Walking out into the parking lot glare beneath a starless sky, I emerged no different than I was before. I’d failed to become someone new. Hot. Wildly different. I tried to console myself. Maybe it was better to leave him waiting and wondering about what could have been. Maybe, in this way, he’d never forget me. Maybe in this way, I’d never forget the cooler and unequivocally desirable me that stood center stage for those few hours. Maybe this was the only ending that made sense. An ellipsis of possibility forever trailing behind me, chasing me into the arms of the next boy who could end the interminable sentence of being myself.
For the rest of the summer, it was Raw Power on repeat—while finding a job, while hopped up on NoDoz and ploughing through library books, while printing out pixelated photos of all the actors I fantasized about taking inside me, taping them to my bedroom walls so they had no choice but to invade me with their vacant Hollywood leers. Gimme danger, little stranger, and all that.

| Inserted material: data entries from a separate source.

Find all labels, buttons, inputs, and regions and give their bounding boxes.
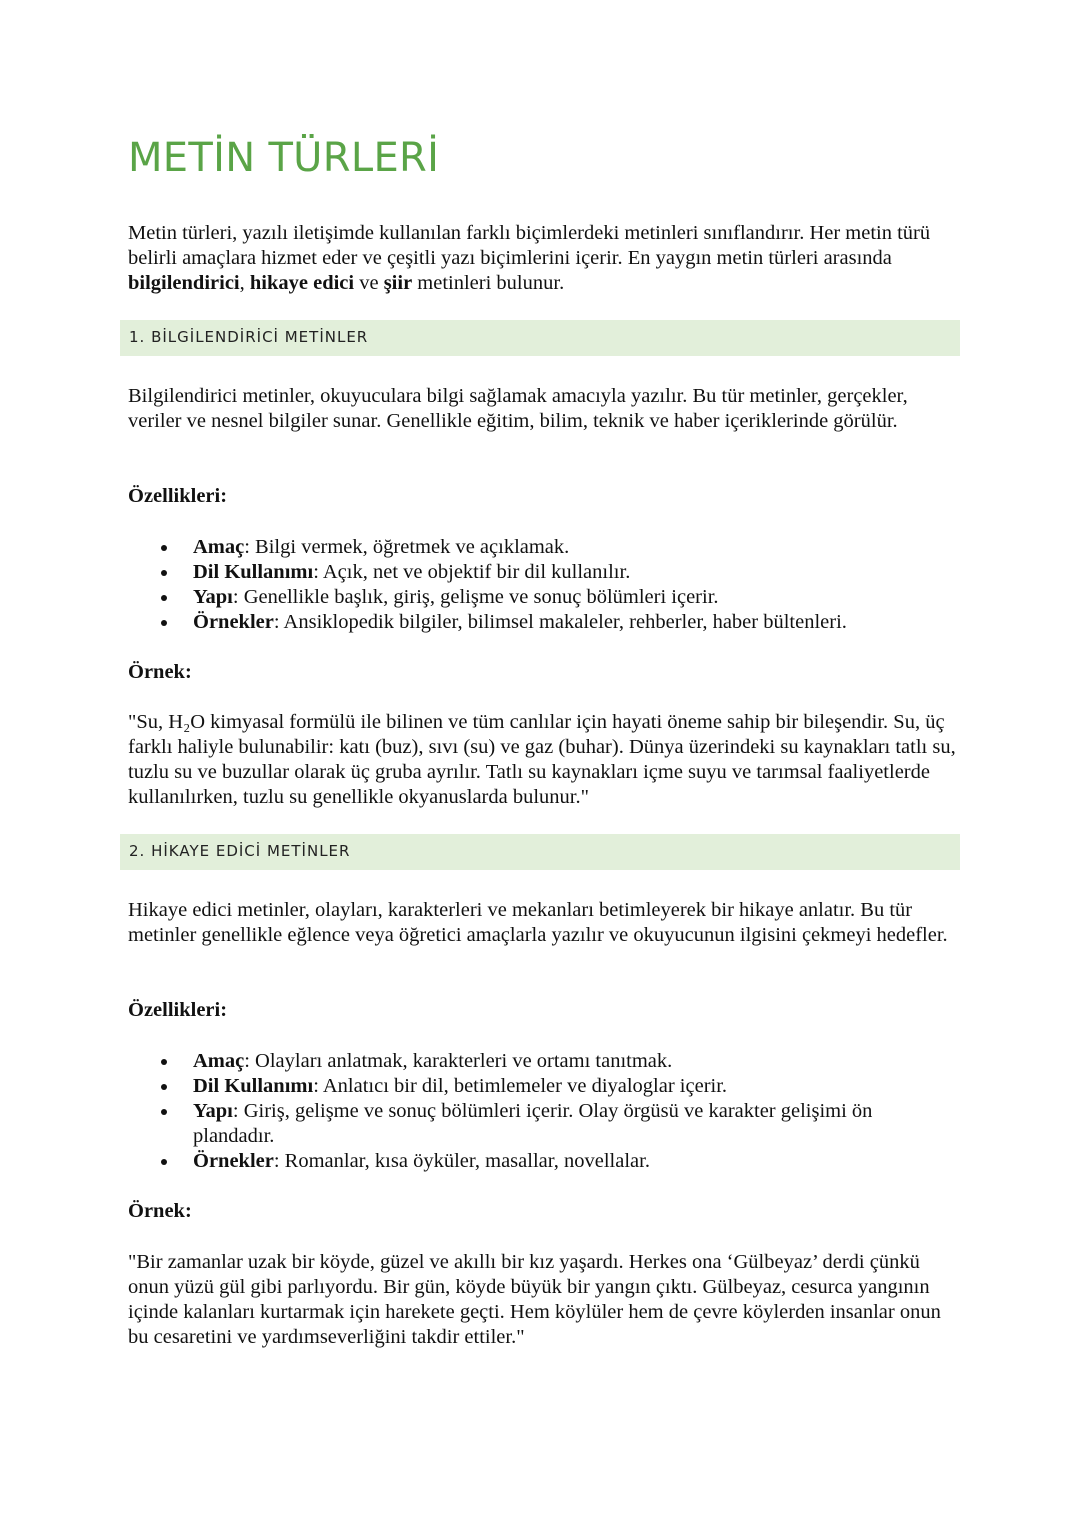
example-text: "Su, H₂O kimyasal formülü ile bilinen ve tüm canlılar için hayati öneme sahip bir bileşendir. Su, üç farklı haliyle bulunabilir: katı (buz), sıvı (su) ve gaz (buhar). Dünya üzerindeki su kaynakları tatlı su, tuzlu su ve buzullar olarak üç gruba ayrılır. Tatlı su kaynakları içme suyu ve tarımsal faaliyetlerde kullanılırken, tuzlu su genellikle okyanuslarda bulunur." <box>128 711 956 808</box>
intro-text: ve <box>354 272 384 294</box>
section-heading: 1. BİLGİLENDİRİCİ METİNLER <box>129 328 369 346</box>
feature-term: Dil Kullanımı <box>193 1075 314 1097</box>
example-label: Örnek: <box>128 1200 192 1222</box>
feature-item <box>193 610 953 635</box>
section-heading-band <box>120 834 960 870</box>
intro-text: , <box>239 272 250 294</box>
feature-item <box>193 1099 953 1149</box>
intro-bold-term: şiir <box>383 272 413 294</box>
feature-text: : Giriş, gelişme ve sonuç bölümleri içerir. Olay örgüsü ve karakter gelişimi ön plandadır. <box>193 1100 873 1147</box>
feature-text: : Romanlar, kısa öyküler, masallar, novellalar. <box>273 1150 650 1172</box>
feature-item <box>193 535 953 560</box>
section-heading: 2. HİKAYE EDİCİ METİNLER <box>129 842 351 860</box>
intro-paragraph <box>128 221 958 296</box>
feature-item <box>193 560 953 585</box>
feature-item <box>193 1149 953 1174</box>
feature-term: Yapı <box>193 586 233 608</box>
feature-text: : Açık, net ve objektif bir dil kullanılır. <box>313 561 631 583</box>
feature-item <box>193 1049 953 1074</box>
intro-text: metinleri bulunur. <box>412 272 565 294</box>
section-description: Hikaye edici metinler, olayları, karakterleri ve mekanları betimleyerek bir hikaye anlatır. Bu tür metinler genellikle eğlence veya öğretici amaçlarla yazılır ve okuyucunun ilgisini çekmeyi hedefler. <box>128 899 948 946</box>
feature-item <box>193 1074 953 1099</box>
feature-text: : Ansiklopedik bilgiler, bilimsel makaleler, rehberler, haber bültenleri. <box>273 611 847 633</box>
section-heading-band <box>120 320 960 356</box>
feature-text: : Bilgi vermek, öğretmek ve açıklamak. <box>244 536 570 558</box>
features-list <box>193 1049 953 1174</box>
feature-text: : Olayları anlatmak, karakterleri ve ortamı tanıtmak. <box>244 1050 673 1072</box>
feature-term: Dil Kullanımı <box>193 561 314 583</box>
example-text: "Bir zamanlar uzak bir köyde, güzel ve akıllı bir kız yaşardı. Herkes ona ‘Gülbeyaz’ derdi çünkü onun yüzü gül gibi parlıyordu. Bir gün, köyde büyük bir yangın çıktı. Gülbeyaz, cesurca yangının içinde kalanları kurtarmak için harekete geçti. Hem köylüler hem de çevre köylerden insanlar onun bu cesaretini ve yardımseverliğini takdir ettiler." <box>128 1251 941 1348</box>
intro-bold-term: hikaye edici <box>249 272 355 294</box>
features-label: Özellikleri: <box>128 485 228 507</box>
features-list <box>193 535 953 635</box>
feature-term: Amaç <box>193 1050 245 1072</box>
intro-text: Metin türleri, yazılı iletişimde kullanılan farklı biçimlerdeki metinleri sınıflandırır. Her metin türü belirli amaçlara hizmet eder ve çeşitli yazı biçimlerini içerir. En yaygın metin türleri arasında <box>128 222 931 269</box>
feature-term: Örnekler <box>193 1150 274 1172</box>
feature-term: Amaç <box>193 536 245 558</box>
page-title: METİN TÜRLERİ <box>128 135 440 181</box>
intro-bold-term: bilgilendirici <box>128 272 240 294</box>
example-label: Örnek: <box>128 661 192 683</box>
feature-text: : Genellikle başlık, giriş, gelişme ve sonuç bölümleri içerir. <box>232 586 719 608</box>
section-description: Bilgilendirici metinler, okuyuculara bilgi sağlamak amacıyla yazılır. Bu tür metinler, gerçekler, veriler ve nesnel bilgiler sunar. Genellikle eğitim, bilim, teknik ve haber içeriklerinde görülür. <box>128 385 908 432</box>
features-label: Özellikleri: <box>128 999 228 1021</box>
feature-term: Yapı <box>193 1100 233 1122</box>
feature-text: : Anlatıcı bir dil, betimlemeler ve diyaloglar içerir. <box>313 1075 728 1097</box>
feature-item <box>193 585 953 610</box>
feature-term: Örnekler <box>193 611 274 633</box>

I longed to lay my heart on the burning sands that Iggy snarled about. I wanted to blister and bleed and feel myself shrivel beneath the careless heat of another body. But there was no one to pin me down, to mark me, to claim me. I was free, unfettered, and far too knowable to myself.
It wasn’t about seeking security or quelling insecurity. It wasn’t even about love most of the time. Rapture or heartbreak. Whatever came first, I’d take it. Same difference. Both, an opportunity for transformation. Both resulted in a maiming, a guaranteed othering, a surefire way to emerge unrecognizable from who you once were. Forever changed.
Even now, decades and decades later, happily married and solidly in love, I perceive myself as a staid and predictable thing, pining for a force to alter her course, to shake her complacent trust in who she is and who she will always be.
Even now, sitting side by side in a darkened theater before the previews start or standing under the shower directly in front of him, my nakedness now sapped of its novelty, I sometimes implore my husband, “Hey, hey! Look at me!” while I strike a vixen pose and dole out a cheesecake smile, waiting for him to focus on the whole of me and make something new out of it. I don’t have to look to him to find me but without him, I’m bound to deceive. To regard myself inaccurately, incompletely. Unfairly. Most days if it were up to me, I’d be a floating brain, a wandering consciousness. Invisible. I’m tired of casting myself into something cohesive and static and worthy. When someone else assigns me a role, it’s a wondrous jolt to the ego. When I regard myself, it’s hard labor.
That summer I touched the places where the boy with the star branded on his left bicep should have been, but it wasn’t the same. It felt like tracing the lines of desire when all I wanted was a way to color them in. So, instead, I fleshed out the story, the story of him, of me, of us in that moment, the memory searing a bit deeper with each retelling. I told it to friends, to myself over and over and over, to keep the wound fresh, to remain unhealed. To sustain the pain. So the girl I once was within his view wouldn’t fade away. Not just yet.